Прошлой весной на пахарском сходе отчим заявил на два надела больше обычного и получил их. Засеял. Потом были беспрестанные мольбы и подношения Живе. Зима и весна всеми приметами обещали тёплое, без гнилых затяжных дождей лето, поэтому разговоры плугарей то и дело съезжали к будущей выгоде с осенних продаж.
Лето действительно выдалось не мокрое. Совсем. Было даже не жаркое – знойное. Зерна собрали лишь немногим больше засеянного. Людям осталась только разработанная земля, сухая, алчущая высосать через пот всю до последней капли человеческую радость, а потом и саму их жалкую, пустую уже жизнь.
– Не думал, что плугарям случится зерно покупать, – мрачные думы отразились в голосе. – А здесь хлеба вдоволь, чёрствый скотине отдают.
– Бразд надеется, в этом году…
– Не надо! – раздражённо оборвал Дарьян. – Его надежды год от года не меняются, – предвкушение чёрной, двужильной и возможно бесполезной работы запалило гнев.
– Это удел плугаря, – мать нежно, примиряюще провела рукой по его волосам. Тыльной стороной ладони погладила упругую плотную щёку. – Редко бывают такие плохие года, как прошлый. И нам ещё не случалось терять дань. Род и Жива нас не оставят. Никогда не оставляли. Такая у нас доля.
– Значит, это самая глупая доля из всех, – не сдержался Дарьян.
Почти стемнело, во мраке конюшни лицо можно было скорее угадать, чем увидеть, увещевать сына не стала, понимала его досаду.
– Пойдём спать, – она поднялась. Её подбородок лишь самую малость возвышался над его макушкой, поцеловала волосы, теперь пахнущие
Ещё сердитый, Дарьян на купеческое подворье, где матери выделили лавку для ночлега, идти отказался.
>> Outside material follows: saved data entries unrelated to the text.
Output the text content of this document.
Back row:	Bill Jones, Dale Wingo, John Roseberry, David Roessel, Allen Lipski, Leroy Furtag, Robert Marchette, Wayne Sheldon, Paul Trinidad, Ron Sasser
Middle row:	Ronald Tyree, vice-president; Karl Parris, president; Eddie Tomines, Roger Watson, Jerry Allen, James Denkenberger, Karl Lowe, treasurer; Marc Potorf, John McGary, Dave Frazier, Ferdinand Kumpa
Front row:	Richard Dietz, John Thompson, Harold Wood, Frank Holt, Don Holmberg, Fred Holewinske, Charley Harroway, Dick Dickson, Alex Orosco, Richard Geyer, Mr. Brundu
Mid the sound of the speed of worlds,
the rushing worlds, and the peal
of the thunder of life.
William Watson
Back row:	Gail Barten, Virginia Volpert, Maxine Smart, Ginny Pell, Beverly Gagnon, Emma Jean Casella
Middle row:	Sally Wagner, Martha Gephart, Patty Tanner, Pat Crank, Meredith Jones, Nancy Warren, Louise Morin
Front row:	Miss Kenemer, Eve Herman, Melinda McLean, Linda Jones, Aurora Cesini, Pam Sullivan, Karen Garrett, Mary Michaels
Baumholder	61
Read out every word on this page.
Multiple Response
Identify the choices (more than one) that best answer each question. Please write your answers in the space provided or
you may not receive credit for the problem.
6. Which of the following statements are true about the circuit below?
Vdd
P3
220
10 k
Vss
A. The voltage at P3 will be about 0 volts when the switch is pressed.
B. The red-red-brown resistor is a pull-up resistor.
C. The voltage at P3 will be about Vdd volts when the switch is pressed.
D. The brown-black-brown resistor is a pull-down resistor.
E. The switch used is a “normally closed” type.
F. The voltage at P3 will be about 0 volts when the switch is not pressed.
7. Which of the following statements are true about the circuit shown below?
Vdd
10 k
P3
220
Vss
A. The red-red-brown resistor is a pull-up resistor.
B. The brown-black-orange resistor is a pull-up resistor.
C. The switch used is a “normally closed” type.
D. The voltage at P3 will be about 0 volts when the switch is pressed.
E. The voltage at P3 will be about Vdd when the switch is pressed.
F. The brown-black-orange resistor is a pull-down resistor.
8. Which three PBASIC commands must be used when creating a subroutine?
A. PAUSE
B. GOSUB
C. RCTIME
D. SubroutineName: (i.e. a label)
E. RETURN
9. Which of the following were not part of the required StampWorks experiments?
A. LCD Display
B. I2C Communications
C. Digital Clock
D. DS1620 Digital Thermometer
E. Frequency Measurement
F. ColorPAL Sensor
– Домой выезжаем утром, – вздохнула она.
Проводил мать до выхода из конюшни и вымученно на прощанье улыбнулся, даже её живительная ласка не развеяла мрачные думы.
Вкрадчивые шаги стихли быстро, а белый платок продолжал будто бы сиять, но и он вскоре утонул в сумерках. Осталось лишь дыхание ночи. Колодезно-холодное в лицо и тёплое, конюшенное в спину.
Конюхи куда-то запропали. Странно, что его с матерью не выгнали. Нараспашку остались ворота, и те, что выходили на ратную поляну, и дальние, ведущие на дворик с другой стороны конюшни.
Совсем близко раздался протяжный, с подскуливанием зевок.
Под телегой Дарьян заметил лёгкое мерцание янтарных огоньков и в огромной тёмной меховой груде узнал псиволка. А потом резко обернулся на лёгкие шаги за спиной.
Походка слегка вразвалочку и чуть скособоченная фигура выдали Ратмира даже в темноте.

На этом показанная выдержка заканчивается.